December 20, 2019 at 2:31 pm

Sharm El-Sheikh is an Egyptian resort town between the desert of the Sinai Peninsula and the Red Sea on 22 February 2019 [Yessica da silva esteves/Flickr]

The first British flight arrived in Egypt’s Sharm El-Sheikh yesterday as severe human rights violations carried out by the Egyptian government continue to take place in the peninsula.

British Ambassador to Egypt Geoffrey Adams, who has consistently pushed for stronger cooperation between the two countries, tweeted that a team from the embassy was at the airport to welcome the flight from Birmingham.

Commercial flights to Sharm El-Sheikh airport were banned after a terror attack on a Russian airliner killed 224 people in October 2015.

After it was revealed that a bomb was smuggled onto the aircraft security procedures were placed under scrutiny.

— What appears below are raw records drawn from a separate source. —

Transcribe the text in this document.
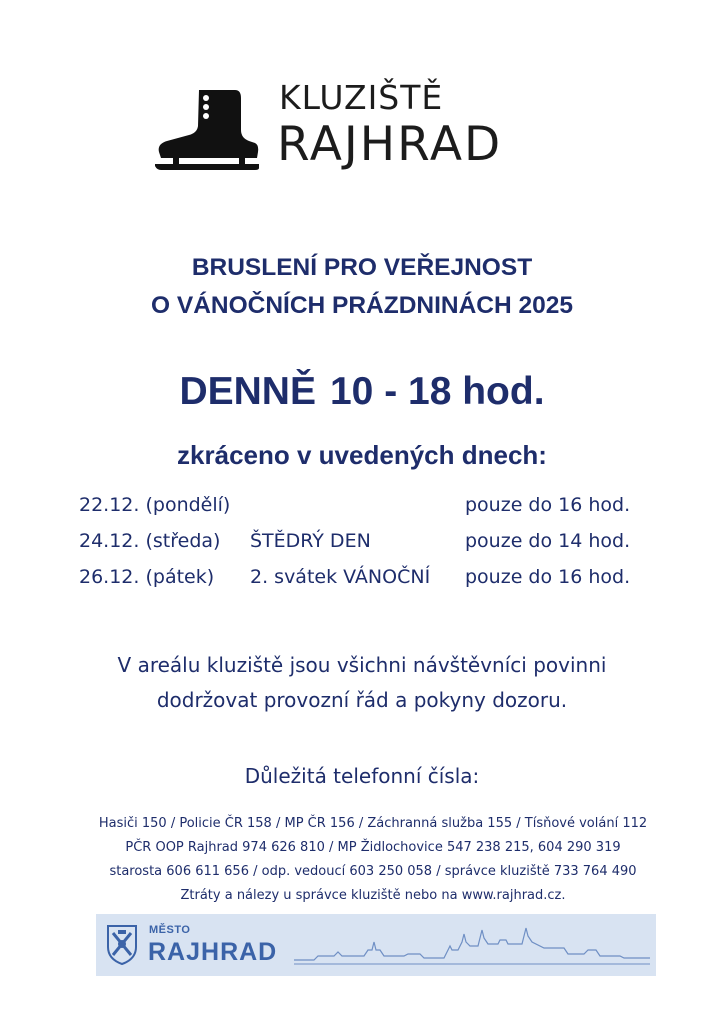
KLUZIŠTĚ
RAJHRAD
BRUSLENÍ PRO VEŘEJNOST
O VÁNOČNÍCH PRÁZDNINÁCH 2025
DENNĚ 10 - 18 hod.
zkráceno v uvedených dnech:
22.12. (pondělí)	pouze do 16 hod.
24.12. (středa) ŠTĚDRÝ DEN	pouze do 14 hod.
26.12. (pátek) 2. svátek VÁNOČNÍ pouze do 16 hod.
V areálu kluziště jsou všichni návštěvníci povinni
dodržovat provozní řád a pokyny dozoru.
Důležitá telefonní čísla:
Hasiči 150 / Policie ČR 158 / MP ČR 156 / Záchranná služba 155 / Tísňové volání 112
PČR OOP Rajhrad 974 626 810 / MP Židlochovice 547 238 215, 604 290 319
starosta 606 611 656 / odp. vedoucí 603 250 058 / správce kluziště 733 764 490
Ztráty a nálezy u správce kluziště nebo na www.rajhrad.cz.
MĚSTO
RAJHRAD
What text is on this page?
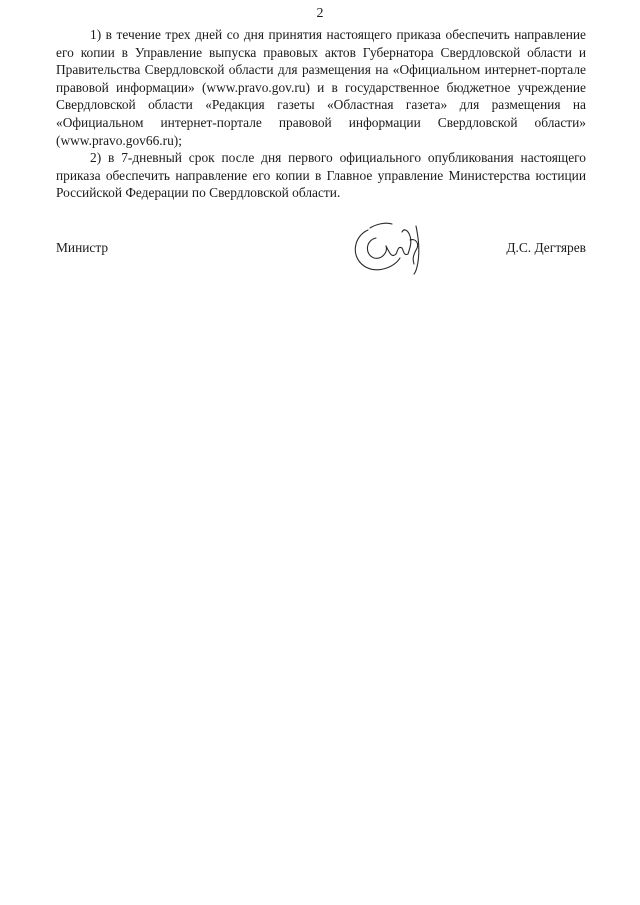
2

1) в течение трех дней со дня принятия настоящего приказа обеспечить направление его копии в Управление выпуска правовых актов Губернатора Свердловской области и Правительства Свердловской области для размещения на «Официальном интернет-портале правовой информации» (www.pravo.gov.ru) и в государственное бюджетное учреждение Свердловской области «Редакция газеты «Областная газета» для размещения на «Официальном интернет-портале правовой информации Свердловской области» (www.pravo.gov66.ru);

2) в 7-дневный срок после дня первого официального опубликования настоящего приказа обеспечить направление его копии в Главное управление Министерства юстиции Российской Федерации по Свердловской области.

Министр	Д.С. Дегтярев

Ambassador Adams has said that intensive cooperation on aviation security has allowed commercial flights to operate again.

Sharm El-Sheikh, in the South Sinai Governorate, was previously one of the most popular destinations for Brits.

At one time South Sinai generated a third of the country’s overall tourism revenue, however, the local Bedouin population is excluded from these profits in favour of Egyptians who have moved there from the Nile Valley.

READ: 4 Sinai civilians killed after Egypt army bombs house

For several years now the government has waged a disproportionate war on terror, concentrated in the northern governorate, that has seen indiscriminate force used against the local population.

Houses have been destroyed and hundreds of families forced to leave. Children are arbitrarily arrested and citizens forcibly disappeared.

Extrajudicial killings, torture, and kidnappings are rife.

In October four civilians including a ten-year-old boy were killed and 12 injured after a bomb was dropped on a house in Abu Al-Araj, Sheikh Zuweid.

Many of the Brits who travel to the peninsula looking for winter sun have no idea that such a war is being waged so close to their hotels.

Whilst the UK has consistently said it stands with Egypt in the fight against terror, it has not condemned the government’s heavy-handed war on civilians.